Прошел в зал, притворил за собой дверь. Включил приемник, приглушил звук до невнятного бормотания.
— Что говорят? — крикнул из зала.
— Нам передают из Туркмении: около двух миллиардов кубометров природного газа добыли…
— Лады, — ответил отец. — Минутку.
Видимо, переключил диапазон и снова крикнул:
— Что теперь?
Гига без запинки ответил:
— Вологды-гды-гды-гды-гды…
— Что такое? — в недоумении спросила Елена Андреевна.
— Песня такая: «Вологде-где-где-где…» Есть и другая: «Там, за горизонтом, — там-тарам, там-тарам». — Гига с отвращением покрутил головой: — Кошмар!
Обед закончили молча, в задумчивости.
Но и это не все.
Однажды Елена Андреевна увидела странную игру Гиги с котом.
Кот Базилио был толст и равнодушен ко всему на свете. Мышей не ловил из принципа: они мне ничего, и я им ничего — пусть живут. Если не лежал, отдыхая, на диване, то обязательно разваливался посреди комнаты. Никакими приемами, включая и силовые, нельзя было расшевелить Базилио.
Вернувшись с работы и внеся в кухню сетку с продуктами, Елена Андреевна услышала в спальне разговор:
— Долго ты будешь ходить неграмотным? Скажи «ы».
— Ы-ы… — послышалось в ответ странным приглушенным голосом.
С кем это сын? Елена Андреевна заглянула в спальню через полуоткрытую дверь.
Гига и кот сидели рядом. Перед ними открытый букварь.
— Скажи «с-с», — требовал Гига, водя пальцем по азбуке.
— Х-х… — отвечал кот Базилио.
— Плохо, — ответил Гига. — Повтори: с-с…
— С-сь… — ответил кот.
— Лучше.
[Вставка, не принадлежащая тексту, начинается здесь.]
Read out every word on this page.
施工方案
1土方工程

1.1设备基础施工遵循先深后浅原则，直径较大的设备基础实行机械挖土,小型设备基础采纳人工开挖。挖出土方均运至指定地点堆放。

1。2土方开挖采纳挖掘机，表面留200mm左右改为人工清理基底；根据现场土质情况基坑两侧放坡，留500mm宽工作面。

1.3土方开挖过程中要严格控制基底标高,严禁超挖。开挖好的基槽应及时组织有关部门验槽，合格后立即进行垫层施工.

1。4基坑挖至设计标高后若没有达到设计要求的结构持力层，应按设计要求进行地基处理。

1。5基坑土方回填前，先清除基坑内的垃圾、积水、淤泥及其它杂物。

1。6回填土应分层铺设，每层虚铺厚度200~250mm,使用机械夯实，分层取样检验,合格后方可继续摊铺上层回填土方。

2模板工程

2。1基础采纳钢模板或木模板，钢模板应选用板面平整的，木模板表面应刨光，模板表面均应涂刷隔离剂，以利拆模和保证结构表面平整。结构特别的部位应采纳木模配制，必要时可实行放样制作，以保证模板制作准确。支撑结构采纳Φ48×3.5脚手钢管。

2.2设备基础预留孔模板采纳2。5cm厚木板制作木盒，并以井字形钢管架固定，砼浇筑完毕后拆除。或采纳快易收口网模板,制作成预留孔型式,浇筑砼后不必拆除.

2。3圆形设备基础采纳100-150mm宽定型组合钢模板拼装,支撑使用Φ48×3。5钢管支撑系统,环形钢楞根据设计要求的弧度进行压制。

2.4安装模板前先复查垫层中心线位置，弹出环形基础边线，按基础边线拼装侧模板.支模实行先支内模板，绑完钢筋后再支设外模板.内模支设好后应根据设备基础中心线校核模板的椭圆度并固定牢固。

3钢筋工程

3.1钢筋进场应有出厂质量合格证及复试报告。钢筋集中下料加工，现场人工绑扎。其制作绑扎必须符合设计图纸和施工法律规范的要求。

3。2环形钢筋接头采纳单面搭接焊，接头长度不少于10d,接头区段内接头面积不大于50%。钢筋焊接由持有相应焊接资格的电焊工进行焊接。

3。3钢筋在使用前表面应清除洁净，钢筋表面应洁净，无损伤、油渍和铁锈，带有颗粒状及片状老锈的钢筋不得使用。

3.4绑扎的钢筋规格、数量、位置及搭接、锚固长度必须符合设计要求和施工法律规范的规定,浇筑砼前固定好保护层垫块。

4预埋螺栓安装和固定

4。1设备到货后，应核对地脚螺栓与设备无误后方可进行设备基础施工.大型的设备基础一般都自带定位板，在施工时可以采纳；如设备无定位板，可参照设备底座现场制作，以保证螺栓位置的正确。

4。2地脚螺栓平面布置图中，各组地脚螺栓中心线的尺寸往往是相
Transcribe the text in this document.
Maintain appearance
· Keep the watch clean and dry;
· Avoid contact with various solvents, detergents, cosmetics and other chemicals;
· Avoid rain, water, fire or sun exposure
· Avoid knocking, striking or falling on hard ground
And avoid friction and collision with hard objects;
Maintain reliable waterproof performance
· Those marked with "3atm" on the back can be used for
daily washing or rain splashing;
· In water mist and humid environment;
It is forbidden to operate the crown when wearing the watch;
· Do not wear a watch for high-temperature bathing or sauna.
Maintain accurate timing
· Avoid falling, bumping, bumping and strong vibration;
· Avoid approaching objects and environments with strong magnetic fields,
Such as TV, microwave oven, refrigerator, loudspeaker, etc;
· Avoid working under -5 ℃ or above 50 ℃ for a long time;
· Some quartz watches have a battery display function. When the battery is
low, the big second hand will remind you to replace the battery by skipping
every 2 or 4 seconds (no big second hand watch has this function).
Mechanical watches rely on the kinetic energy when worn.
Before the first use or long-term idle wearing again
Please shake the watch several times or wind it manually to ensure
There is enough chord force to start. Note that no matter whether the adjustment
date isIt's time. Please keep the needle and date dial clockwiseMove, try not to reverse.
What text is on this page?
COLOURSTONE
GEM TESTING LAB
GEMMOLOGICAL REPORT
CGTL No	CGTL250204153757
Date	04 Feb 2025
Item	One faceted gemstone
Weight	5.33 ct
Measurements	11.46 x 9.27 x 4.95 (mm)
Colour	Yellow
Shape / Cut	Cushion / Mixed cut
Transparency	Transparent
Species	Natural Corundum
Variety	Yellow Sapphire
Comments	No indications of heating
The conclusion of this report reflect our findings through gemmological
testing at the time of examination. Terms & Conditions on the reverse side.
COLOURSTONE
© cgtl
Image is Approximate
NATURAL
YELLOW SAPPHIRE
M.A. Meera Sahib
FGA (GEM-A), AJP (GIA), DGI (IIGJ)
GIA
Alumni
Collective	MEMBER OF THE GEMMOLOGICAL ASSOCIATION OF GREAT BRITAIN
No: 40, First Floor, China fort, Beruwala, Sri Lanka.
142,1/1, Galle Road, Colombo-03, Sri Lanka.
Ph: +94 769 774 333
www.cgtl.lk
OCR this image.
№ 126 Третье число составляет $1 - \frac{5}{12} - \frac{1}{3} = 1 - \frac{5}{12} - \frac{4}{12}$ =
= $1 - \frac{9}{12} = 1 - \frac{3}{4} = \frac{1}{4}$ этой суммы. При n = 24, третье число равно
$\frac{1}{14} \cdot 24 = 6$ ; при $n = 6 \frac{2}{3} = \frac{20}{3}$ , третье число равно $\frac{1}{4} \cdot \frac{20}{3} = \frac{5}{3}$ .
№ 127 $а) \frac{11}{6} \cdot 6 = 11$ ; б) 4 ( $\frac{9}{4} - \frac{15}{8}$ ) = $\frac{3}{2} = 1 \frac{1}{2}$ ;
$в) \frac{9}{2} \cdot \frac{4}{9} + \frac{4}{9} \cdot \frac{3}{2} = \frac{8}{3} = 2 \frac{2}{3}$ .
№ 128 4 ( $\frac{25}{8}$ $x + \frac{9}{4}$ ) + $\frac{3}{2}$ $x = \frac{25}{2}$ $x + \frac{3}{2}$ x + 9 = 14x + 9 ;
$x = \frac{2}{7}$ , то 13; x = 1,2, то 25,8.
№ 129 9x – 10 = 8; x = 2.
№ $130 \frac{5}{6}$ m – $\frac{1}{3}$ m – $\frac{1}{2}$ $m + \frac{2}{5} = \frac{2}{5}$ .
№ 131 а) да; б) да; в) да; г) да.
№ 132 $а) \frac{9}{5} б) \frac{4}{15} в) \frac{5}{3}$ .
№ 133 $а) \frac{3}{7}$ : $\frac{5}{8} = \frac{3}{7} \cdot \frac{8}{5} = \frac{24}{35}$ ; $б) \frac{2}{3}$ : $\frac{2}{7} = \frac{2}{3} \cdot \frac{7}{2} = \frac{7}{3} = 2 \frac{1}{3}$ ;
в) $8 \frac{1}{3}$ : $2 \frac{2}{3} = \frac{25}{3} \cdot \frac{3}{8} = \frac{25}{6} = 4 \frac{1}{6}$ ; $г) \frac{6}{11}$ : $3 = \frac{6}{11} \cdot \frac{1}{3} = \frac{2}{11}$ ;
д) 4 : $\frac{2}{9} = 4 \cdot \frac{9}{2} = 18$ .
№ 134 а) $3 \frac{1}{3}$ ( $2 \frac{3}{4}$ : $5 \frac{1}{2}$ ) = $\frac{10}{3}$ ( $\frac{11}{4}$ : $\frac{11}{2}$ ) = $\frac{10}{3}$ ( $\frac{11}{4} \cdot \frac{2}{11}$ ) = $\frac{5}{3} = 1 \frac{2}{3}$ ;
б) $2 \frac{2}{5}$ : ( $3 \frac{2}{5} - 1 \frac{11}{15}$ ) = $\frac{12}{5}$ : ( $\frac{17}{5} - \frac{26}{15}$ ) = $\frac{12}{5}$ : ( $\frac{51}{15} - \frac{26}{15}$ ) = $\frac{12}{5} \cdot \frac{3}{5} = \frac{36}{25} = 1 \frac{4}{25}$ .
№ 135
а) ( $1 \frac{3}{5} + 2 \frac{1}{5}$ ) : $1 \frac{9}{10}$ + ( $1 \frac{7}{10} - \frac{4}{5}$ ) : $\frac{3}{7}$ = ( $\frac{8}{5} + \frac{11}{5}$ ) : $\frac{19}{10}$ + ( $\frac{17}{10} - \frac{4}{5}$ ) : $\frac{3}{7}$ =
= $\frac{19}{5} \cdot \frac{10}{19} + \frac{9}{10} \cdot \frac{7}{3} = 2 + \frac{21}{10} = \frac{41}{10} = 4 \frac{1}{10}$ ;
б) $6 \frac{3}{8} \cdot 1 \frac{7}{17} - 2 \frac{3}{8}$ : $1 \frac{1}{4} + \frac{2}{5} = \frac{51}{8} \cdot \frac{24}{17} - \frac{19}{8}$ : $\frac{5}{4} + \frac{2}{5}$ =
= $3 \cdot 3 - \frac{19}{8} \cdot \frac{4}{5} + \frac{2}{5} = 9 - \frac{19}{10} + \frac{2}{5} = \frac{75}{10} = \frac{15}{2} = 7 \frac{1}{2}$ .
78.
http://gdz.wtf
Теперь — т.
— Т… — вполне отчетливо произнес кот.
— Молодец, — похвалил Гига. — Теперь скажи: я сыт!
Кот повертел головой то ли в нерешительности, то ли конфузясь.
— Ничего, — ободрял Гига. — Я сыт…
Кот наконец решился. Вздохнул, набравши побольше воздуху, и, чуть подняв голову, словно солист перед микрофоном, взвыл нечеловеческим голосом:
— Я сыт!..
Елена Андреевна попятилась в кухню, села на стул. Сердце у нее готово было выскочить из груди.
— С мальчишкой надо что-то делать! — рассказала она отцу о происшедшем.
Дмитрий Юрьевич тоже видел, что с сыном делать что-то необходимо, но что — не знал.
Помог директор совхоза:
— Везите его в Москву. В исследовательский институт.
— В какой институт?..
— Ну… — попытался найтись директор. — В биологический какой-нибудь, в кибернетический.
Дома Дмитрий Юрьевич посоветовался с сыном, как он смотрит на поездку в Москву.
— Можно и в Москву, — согласился Гигант.
— Не боишься?..
— Ничего не боюсь, — ответил сын. — Поехали.
Дмитрий Юрьевич повез Гиганта в Москву. Институты по справочнику были педагогические, финансово-экономические, медицинские, был даже — огнеупоров. Дмитрий Юрьевич остановил выбор на институте экспериментальной психологии. Попал он к доценту Розову.
Тот побеседовал с Гигой, перелистал с ним какие-то таблицы, уравнения с радикалами. Остался доволен — Дмитрий Юрьевич наблюдал за ними, присев на стульчик у двери кабинета. Доцент предложил Гиге несколько головоломок, тот, почти не задумываясь, решил их. Розов опять остался доволен, сделал авторитетное заключение:
— Феноменально!
Гига раскраснелся, оживился, видимо, хотел головоломок еще, но Розов сказал:
— Подождем академика Форсова. Что он скажет. Академик пришел через час. Тоже занялся Гигой, и чем больше работал с мальчиком, тем большее изумление можно было прочесть на лице ученого.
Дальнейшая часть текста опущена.